Mise à jour : selon le Telegraph, un compromis pourrait finalement être trouvé pour étendre la durée de protection à 70 ans au lieu de 50 ans actuellement, et non plus 95 ans comme c’était proposé. Il s’agirait d’étendre la durée des droits à une génération d’artistes-interprètes, et non plus deux, ce qui aurait l’avantage pour les maisons de disques de préserver leurs droits sur les enregistrements des années 1960, particulièrement prolifiques (surtout ceux des Beatles, qui ne sont toujours pas sur iTunes).
La proposition d’étendre la durée de protection des droits des artistes-interprètes et des producteurs de musique à 95 ans après l’enregistrement de l’œuvre fait beaucoup moins de bruit que la riposte graduée, alors qu’elle devrait soulever encore plus d’indignation. Contrairement à la lutte contre le piratage, qui restera sans effet, l’extension de la durée de protection – actuellement fixée à 50 ans – a un effet immédiat et très difficilement réversible, l’appauvrissement du domaine public.
Le rapport Gowers commandé par la Grande-Bretagne en 2006 avait conclu qu’une extension de la durée de protection aurait pour effet d’augmenter le prix de l’accès aux œuvres pour les consommateurs, de freiner la concurrence, et d’avantager ceux qui possèdent les plus gros fonds de catalogue, c’est-à-dire les majors du disque. Les conclusions étaient cinglantes. Mais la Commission européenne a pourtant décidé d’ignorer ce rapport, et d’autres, qui préconisent de ne pas augmenter la durée de protection, voire de la réduire.
Le commissaire Charles McCreevy, à l’origine de la proposition, s’est basé sur un unique rapport… fourni par la British Phonographic Industry (BPI), le lobby de l’industrie musicale britannique. Selon Bruxelles, la proposition doit permettre aux interprètes de gagner 150 à 2 000 euros de plus par an. Mais elle permet surtout aux maisons de disques d’exploiter beaucoup plus longtemps leurs catalogues, et de gagner des millions d’euros supplémentaires chaque année sur des œuvres qu’elles sont enregistrées il y a près d’un siècle. Selon les propres données de la Commission, 90 % des bénéfices financiers tirés de l’extension des droits iront aux maisons de disques, 9 % aux 20 % des artistes les plus diffusés en Europe, et seulement 1 % aux 80 % des artistes les moins diffusés.
Surtout, on prend de l’argent aux vivants pour le donner aux morts. Plus il y a d’œuvres protégées par le droit d’auteur, plus la rémunération collective (en particulier la taxe pour copie privée) est diluée entre une multitude d’ayants droit, avec une part d’autant plus importante de morts que la durée de protection s’allonge. Les seuls à ne jamais mourir sont les majors, qui rachètent des fonds de catalogue à bras le corps.

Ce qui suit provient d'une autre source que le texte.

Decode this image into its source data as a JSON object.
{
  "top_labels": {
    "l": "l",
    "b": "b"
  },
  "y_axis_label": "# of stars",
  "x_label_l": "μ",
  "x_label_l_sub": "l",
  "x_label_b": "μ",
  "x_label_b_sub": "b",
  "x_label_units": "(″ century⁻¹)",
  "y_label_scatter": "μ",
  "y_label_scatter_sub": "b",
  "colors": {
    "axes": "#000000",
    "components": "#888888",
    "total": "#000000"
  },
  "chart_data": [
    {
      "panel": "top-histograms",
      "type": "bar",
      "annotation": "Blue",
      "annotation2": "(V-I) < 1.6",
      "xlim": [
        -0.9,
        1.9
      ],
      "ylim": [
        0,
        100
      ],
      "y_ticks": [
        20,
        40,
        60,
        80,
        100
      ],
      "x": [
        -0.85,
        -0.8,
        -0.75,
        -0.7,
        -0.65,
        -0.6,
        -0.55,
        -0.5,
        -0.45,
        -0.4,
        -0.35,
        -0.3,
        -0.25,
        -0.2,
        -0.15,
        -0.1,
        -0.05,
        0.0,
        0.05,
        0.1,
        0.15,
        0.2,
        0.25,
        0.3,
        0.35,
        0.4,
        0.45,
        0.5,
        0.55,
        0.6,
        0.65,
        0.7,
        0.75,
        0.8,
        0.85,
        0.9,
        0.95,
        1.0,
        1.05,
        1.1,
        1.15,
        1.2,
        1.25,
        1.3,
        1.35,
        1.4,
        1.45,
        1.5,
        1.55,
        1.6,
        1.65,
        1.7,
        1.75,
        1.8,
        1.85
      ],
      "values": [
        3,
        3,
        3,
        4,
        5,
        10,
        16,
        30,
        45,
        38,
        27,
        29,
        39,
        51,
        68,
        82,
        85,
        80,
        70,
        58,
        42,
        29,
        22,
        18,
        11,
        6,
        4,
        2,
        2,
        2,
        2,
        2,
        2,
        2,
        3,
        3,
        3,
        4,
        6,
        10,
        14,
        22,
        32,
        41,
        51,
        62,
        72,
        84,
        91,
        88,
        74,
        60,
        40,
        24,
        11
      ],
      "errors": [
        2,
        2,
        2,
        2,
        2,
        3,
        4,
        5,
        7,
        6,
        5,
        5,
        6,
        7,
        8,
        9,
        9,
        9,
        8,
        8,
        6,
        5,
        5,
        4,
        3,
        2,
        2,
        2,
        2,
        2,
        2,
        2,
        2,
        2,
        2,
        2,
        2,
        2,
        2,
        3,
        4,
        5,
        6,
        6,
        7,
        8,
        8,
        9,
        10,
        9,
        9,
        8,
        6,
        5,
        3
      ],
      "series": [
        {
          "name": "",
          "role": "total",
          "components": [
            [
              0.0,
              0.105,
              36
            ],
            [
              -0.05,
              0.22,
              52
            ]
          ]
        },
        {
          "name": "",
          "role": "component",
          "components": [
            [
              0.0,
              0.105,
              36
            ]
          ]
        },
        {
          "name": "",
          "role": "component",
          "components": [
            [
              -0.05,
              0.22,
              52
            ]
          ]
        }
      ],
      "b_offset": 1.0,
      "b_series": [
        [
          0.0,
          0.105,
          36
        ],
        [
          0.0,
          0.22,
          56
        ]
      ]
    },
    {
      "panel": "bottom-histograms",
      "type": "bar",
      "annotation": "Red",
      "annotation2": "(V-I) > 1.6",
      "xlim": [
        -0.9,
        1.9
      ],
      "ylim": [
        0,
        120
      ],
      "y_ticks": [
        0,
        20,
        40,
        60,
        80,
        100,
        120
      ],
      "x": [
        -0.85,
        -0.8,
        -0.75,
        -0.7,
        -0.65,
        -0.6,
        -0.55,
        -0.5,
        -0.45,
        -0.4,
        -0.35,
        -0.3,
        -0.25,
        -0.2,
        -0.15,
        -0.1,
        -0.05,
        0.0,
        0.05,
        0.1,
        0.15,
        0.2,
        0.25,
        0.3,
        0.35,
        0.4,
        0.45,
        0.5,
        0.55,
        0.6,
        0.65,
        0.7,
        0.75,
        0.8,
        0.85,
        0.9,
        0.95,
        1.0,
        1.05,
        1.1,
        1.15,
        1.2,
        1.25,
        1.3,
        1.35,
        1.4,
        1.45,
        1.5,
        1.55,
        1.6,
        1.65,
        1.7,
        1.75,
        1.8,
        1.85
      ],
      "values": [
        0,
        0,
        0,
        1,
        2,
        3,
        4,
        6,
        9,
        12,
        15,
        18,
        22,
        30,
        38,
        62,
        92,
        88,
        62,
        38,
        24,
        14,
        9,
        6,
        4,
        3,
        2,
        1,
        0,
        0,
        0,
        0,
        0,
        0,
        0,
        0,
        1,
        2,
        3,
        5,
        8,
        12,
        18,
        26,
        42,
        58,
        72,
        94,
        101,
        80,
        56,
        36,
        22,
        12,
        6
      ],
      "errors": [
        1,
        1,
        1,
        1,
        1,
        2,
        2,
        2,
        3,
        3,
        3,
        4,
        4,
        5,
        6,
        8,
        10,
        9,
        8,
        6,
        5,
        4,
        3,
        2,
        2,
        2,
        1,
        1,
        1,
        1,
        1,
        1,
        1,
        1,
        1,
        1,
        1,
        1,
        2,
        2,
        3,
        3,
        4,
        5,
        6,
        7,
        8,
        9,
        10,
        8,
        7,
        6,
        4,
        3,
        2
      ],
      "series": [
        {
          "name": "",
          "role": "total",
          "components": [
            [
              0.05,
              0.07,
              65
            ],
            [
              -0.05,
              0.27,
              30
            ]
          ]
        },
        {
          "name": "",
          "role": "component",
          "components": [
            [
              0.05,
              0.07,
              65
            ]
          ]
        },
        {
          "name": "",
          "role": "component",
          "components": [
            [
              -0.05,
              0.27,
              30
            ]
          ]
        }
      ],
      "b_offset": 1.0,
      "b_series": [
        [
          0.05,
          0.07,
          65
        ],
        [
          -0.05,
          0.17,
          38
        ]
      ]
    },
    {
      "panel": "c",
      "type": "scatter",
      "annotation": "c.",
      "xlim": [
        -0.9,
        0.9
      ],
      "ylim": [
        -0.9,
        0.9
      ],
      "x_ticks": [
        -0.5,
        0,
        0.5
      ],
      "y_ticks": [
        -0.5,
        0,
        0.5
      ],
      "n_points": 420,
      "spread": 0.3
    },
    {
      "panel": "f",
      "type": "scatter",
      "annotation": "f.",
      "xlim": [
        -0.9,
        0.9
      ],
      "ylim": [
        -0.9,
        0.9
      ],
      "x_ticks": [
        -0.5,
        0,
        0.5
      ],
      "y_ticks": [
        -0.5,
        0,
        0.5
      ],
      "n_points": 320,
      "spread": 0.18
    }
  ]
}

Mais le Parlement européen ne semble pas disposé à se laisser faire. Alors que les députés des Commission culture et Commission des affaires juridiques du Parlement Européen ont approuvé la proposition de Bruxelles, le mouvement Sound Copyright qui se bat contre le projet indique que le vote en séance plénière a été repoussé. Les maisons de disques ont fait pression, sentant que la proposition risquait d’être rejetée.
« Après une rencontre entre les présidents des groupes politiques du Parlement européen mardi, et avec la controverse et le manque de consensus qui entoure la proposition, les eurodéputés ont repoussé le vote jusqu’au mois d’avril, juste avant les élections européennes« , indique ainsi Sound Copyright. Le Conseil, la Commission et le Parlement doivent désormais se mettre d’accord, fin mars, pour voir si la proposition est maintenue.
Déjà le mois dernier, la Commission européenne a accepté de ne pas faire voter le rapport Medina, qui était favorable à la riposte graduée et au filtrage du net.